AND en Arabie: faillite morale et mafieuse du Mufti

Dans l’impiété, le Mufti défend ses intérêts et défie Dieu

Par ARM

     Il est temps, aux Comores, de lancer un véritable débat national sur le rôle du Mufti, et au besoin, de supprimer cette institution devenue la honte de tout un pays. La honte que fait le Mufti aux Comores ne date pas d’aujourd’hui, mais avec les années, chaque jour, du mauvais naît le pire. Ceci est d’autant plus vrai que l’institution du Mufti soulève deux problèmes majeurs: d’une part, les Anjouanais, les Mahorais et les Mohéliens voudraient qu’on leur dise et leur explique de manière objective et scientifique pourquoi aucun des leurs ne peut être Mufti et pourquoi le poste est toujours occupé par un Grand-Comorien, au-delà des problèmes de compétences et d’expertise sur les choses de l’Islam. La connaissance de l’Islam serait-elle l’apanage d’une île, et l’ignorance de l’Islam un malheur que devraient traîner les autres îles? D’autre part, les Comoriens dans leur ensemble souhaiteraient une explication rationnelle sur la compromission honteuse du Mufti auprès d’usurpateurs transformés en dictateurs.

Ces questions sont devenues très lancinantes à un moment où le dictateur Azali Assoumani a décidé d’aller faire tuer des soldats de l’Armée nationale de Développement (AND) des Comores dans un conflit stupide qui oppose des Musulmans au Yémen, et cela, non pas pour l’Islam, mais pour d’absurdes enjeux de leadership géopolitique et géostratégique qui concernent l’Arabie Saoudite et l’Iran.

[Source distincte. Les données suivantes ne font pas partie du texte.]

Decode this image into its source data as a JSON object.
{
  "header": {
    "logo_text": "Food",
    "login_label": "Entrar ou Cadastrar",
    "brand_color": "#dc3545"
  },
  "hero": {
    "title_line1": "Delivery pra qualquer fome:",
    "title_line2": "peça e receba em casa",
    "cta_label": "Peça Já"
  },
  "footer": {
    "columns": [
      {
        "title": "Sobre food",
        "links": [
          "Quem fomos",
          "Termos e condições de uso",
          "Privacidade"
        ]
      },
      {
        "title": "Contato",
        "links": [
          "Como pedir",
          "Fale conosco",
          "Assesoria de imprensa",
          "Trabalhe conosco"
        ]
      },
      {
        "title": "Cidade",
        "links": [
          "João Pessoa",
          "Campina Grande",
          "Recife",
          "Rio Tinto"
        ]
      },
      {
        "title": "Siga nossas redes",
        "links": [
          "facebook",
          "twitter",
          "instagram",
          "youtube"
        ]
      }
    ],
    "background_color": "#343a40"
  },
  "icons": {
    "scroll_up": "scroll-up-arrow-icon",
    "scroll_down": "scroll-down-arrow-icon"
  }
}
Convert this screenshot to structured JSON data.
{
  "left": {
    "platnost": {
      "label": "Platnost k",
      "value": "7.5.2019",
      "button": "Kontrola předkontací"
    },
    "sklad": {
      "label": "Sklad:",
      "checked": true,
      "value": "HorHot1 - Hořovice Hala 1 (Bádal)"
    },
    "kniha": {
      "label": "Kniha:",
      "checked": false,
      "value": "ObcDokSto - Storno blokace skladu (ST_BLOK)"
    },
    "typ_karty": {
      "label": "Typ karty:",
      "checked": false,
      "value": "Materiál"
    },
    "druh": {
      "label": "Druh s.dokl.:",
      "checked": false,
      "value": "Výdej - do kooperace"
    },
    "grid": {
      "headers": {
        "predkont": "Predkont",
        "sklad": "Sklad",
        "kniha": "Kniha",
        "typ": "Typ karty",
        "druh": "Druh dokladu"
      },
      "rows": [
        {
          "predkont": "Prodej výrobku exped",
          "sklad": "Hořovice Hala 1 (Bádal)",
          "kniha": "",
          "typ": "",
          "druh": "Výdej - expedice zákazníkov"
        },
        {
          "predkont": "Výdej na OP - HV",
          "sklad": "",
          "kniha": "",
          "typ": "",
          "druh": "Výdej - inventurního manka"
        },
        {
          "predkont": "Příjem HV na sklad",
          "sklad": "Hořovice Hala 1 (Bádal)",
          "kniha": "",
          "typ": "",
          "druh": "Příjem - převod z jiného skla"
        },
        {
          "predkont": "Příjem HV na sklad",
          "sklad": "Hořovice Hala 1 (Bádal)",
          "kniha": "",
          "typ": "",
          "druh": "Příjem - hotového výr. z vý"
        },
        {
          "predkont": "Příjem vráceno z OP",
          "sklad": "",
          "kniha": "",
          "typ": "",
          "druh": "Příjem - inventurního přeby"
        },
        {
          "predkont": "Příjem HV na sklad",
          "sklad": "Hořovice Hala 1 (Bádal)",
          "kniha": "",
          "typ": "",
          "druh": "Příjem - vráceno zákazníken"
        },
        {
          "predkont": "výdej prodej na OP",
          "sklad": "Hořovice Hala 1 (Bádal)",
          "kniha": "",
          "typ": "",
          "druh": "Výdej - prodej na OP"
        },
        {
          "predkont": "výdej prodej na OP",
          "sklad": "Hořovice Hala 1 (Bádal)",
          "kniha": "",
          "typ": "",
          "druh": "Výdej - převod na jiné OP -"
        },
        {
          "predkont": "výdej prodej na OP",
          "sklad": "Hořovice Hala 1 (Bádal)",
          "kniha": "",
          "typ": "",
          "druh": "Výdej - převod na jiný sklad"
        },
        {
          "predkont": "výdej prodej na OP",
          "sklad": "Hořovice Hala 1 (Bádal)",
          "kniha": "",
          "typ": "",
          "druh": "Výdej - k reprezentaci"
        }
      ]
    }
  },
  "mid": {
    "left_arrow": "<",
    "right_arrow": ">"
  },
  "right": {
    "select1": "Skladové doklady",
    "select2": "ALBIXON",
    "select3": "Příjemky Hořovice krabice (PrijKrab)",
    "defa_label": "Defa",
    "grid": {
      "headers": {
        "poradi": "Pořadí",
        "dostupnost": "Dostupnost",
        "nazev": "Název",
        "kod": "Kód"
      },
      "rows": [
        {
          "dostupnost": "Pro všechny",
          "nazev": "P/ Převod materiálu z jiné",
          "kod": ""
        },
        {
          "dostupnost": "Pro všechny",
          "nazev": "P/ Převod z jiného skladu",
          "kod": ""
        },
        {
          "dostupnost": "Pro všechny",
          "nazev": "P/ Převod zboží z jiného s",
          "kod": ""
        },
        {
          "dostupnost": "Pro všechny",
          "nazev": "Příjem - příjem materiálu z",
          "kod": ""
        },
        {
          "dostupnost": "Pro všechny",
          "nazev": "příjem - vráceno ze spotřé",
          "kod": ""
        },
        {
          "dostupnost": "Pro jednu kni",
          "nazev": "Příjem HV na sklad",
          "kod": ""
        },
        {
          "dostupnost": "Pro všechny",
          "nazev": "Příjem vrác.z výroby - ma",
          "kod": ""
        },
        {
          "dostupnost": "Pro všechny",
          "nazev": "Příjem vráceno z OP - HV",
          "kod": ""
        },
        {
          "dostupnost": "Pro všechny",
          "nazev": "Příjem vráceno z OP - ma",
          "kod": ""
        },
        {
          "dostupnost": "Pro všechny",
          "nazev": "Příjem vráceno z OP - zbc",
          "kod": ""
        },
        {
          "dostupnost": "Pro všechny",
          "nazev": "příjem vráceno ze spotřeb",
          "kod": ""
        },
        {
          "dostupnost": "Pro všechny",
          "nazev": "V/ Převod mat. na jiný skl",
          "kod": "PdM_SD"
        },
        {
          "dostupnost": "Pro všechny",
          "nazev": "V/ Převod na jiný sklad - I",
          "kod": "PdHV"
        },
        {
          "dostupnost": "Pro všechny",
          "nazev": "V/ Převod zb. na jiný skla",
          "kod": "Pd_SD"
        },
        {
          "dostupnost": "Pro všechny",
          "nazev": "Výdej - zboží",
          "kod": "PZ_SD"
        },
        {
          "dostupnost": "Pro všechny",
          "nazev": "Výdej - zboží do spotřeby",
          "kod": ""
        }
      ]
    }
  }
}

Le monde musulman souffre. Chaque jour apporte son lot de malheurs et de deuils sur des Musulmans tout à fait innocents tués par des terroristes se revendiquant de l’Islam et qui ne sont pas des Musulmans, des adeptes de l’Islam, une religion de paix dont les maîtres mots sont l’éthique et l’esthétique. Dans une telle horreur, le rôle des Musulmans, des vrais Musulmans, devraient s’orienter vers la réconciliation des Musulmans au lieu de courber l’échine devant les pétrodollars dans le seul but de tirer un intérêt matériel des guerres fratricides en terre d’Islam.

Qu’on se le dise! La terre d’Islam est plurielle à tous points de vue, mais le ciment de son unité reste la croyance en un Dieu unique. D’un bout à l’autre de cette terre d’Islam plusieurs fois éclatée, nonobstant les contradictions relevées au sein d’une «Oumma» islamique composée d’États au sens occidental du terme, une certaine forme de solidarité islamique aujourd’hui disparue avait fait dire à Jacques Benoist-Méchin que la situation de la terre d’Islam fait penser à l’«“extrême pointe des deux ailes d’un oiseau”. Et c’est bien une des caractéristiques de l’Islam que d’avoir toujours cherché à organiser la diversité dans l’unité et d’avoir réussi à imprimer sa propre marque à un empire multiforme, maintes fois éclaté»: Paul Balta: L’Islam dans le monde, Le Monde Éditions, Paris, 1991, p. 21.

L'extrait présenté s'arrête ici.